Frage: Die FDP ist diese Woche vom DGB angerempelt worden. Erst hat DGB-Chef Sommer Sie nicht zur Klausur eingeladen, dann hat er erklärt, es sei ein Unglück, dass Frau Merkel in der Konstellation mit Ihnen regieren müsse - mit der FDP werde das nichts. Ärgert Sie das?

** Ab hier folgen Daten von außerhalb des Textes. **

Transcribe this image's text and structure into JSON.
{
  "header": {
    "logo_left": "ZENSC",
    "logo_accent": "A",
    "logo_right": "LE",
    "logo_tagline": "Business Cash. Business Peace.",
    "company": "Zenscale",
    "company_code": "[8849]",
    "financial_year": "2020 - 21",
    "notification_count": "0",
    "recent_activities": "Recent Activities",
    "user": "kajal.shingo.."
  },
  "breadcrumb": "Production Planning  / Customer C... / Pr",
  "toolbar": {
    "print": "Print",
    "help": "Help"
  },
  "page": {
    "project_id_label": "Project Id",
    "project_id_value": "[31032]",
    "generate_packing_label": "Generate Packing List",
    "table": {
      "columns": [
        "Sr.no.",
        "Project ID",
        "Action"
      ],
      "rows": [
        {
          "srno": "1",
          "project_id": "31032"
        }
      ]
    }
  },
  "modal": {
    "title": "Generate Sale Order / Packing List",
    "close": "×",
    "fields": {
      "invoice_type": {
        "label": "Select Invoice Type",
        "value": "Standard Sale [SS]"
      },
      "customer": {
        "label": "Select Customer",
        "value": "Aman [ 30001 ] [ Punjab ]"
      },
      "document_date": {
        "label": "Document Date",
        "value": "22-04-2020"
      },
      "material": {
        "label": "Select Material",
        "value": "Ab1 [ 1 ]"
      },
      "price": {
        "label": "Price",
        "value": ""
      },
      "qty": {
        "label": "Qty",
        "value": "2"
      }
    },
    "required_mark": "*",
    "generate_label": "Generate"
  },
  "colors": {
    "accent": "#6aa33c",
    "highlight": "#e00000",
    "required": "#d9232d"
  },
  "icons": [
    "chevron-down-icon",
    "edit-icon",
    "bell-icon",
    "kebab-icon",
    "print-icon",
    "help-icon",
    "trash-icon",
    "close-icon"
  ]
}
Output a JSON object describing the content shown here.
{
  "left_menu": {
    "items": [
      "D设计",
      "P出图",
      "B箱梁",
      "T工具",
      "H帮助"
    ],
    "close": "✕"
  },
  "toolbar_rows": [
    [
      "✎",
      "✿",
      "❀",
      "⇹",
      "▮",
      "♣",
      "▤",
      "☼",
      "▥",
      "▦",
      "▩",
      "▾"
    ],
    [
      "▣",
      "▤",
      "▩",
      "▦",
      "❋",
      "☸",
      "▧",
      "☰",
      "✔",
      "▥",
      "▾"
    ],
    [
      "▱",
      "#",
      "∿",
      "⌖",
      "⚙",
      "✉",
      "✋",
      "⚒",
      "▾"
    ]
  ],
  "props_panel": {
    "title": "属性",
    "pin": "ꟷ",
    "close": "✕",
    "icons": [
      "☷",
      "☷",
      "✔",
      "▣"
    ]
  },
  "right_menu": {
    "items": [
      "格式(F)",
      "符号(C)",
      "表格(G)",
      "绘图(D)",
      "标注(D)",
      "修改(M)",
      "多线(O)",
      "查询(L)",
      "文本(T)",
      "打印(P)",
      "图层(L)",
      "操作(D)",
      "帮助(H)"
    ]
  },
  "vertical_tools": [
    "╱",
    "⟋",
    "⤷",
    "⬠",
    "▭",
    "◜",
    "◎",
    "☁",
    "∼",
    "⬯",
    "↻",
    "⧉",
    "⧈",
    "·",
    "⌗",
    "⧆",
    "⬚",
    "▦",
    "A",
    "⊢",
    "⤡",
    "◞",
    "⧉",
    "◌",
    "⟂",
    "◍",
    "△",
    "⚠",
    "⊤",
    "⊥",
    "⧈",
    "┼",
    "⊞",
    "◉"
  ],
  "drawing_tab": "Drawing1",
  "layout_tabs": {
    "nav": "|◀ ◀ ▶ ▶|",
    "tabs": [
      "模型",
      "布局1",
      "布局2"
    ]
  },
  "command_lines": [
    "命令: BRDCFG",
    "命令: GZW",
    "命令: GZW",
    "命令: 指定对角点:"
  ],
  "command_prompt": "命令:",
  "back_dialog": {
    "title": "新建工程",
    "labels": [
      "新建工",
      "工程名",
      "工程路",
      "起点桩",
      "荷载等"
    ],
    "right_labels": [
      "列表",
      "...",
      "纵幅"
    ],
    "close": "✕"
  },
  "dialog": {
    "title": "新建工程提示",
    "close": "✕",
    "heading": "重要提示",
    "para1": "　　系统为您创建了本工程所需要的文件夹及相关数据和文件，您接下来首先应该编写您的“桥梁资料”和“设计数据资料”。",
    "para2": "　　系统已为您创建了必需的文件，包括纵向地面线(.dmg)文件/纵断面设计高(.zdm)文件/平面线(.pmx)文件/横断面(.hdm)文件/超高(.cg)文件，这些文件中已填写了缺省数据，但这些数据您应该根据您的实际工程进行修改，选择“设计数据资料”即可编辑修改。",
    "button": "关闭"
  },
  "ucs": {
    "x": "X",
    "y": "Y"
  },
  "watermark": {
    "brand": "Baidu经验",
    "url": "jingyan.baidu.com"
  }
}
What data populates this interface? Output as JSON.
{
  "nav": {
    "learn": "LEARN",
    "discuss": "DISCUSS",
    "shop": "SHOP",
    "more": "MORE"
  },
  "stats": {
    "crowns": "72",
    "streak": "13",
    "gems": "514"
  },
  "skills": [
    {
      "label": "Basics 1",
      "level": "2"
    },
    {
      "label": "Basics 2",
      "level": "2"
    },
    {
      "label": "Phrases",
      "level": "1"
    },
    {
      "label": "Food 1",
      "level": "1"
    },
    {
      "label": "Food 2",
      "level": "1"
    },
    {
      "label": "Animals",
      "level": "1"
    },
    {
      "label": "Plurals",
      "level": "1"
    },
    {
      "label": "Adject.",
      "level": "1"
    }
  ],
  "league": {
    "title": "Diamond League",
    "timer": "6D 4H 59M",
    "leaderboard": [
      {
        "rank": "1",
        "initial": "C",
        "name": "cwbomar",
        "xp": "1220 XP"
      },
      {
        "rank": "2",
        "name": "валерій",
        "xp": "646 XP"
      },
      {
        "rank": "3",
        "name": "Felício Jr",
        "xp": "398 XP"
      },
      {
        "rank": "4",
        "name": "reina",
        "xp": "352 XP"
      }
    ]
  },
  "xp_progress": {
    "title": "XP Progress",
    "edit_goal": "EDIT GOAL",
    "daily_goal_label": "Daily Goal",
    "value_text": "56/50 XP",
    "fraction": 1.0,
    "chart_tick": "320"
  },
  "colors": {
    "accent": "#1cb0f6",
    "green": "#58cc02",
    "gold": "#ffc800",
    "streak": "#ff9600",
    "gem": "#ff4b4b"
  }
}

RÖSLER: Michael Sommer war einer der ersten, mit dem ich als Wirtschaftsminister das Gespräch gesucht habe. Die Sozialpartnerschaft ist eine hervorragende Errungenschaft, die viel zur Leistungsfähigkeit unserer Volkswirtschaft beiträgt. Das Miteinander funktioniert, ich habe einen guten Kontakt zu Gewerkschaften und Arbeitgebern.

Frage: Vermutlich haben Sie die Frage schon vermisst. Es gibt eine verbreitete Erwartung, sie würden Ihr Amt als Parteichef nach der Landtagswahl aufgeben - auf jeden Fall dann, wenn es die FDP nicht in den Landtag schaffen sollte. Bleiben Sie nun FDP-Chef oder nicht?

RÖSLER: Vermutlich wissen Sie auch schon, wie meine Antwort lautet: Bei dieser Wahl geht es nicht um mich. Es geht um Niedersachsen, hier kämpfen wir für die Fortsetzung einer guten Regierung. Wer hätte gedacht, dass Niedersachsen bei den Wachstumsraten mal vor den Bayern steht? Das lohnt den Einsatz.

Frage: Bei der Wahl gibt es keine Messlatte für Sie persönlich? Unter fünf Prozent...

RÖSLER: ... es geht wie gesagt um Niedersachsen. Um meine Heimat.

Frage: Wo werden Sie am Sonntagabend sein - in Berlin oder Hannover?

RÖSLER: Räumlich bin ich in Berlin, mit dem Herzen bin ich natürlich in Niedersachsen.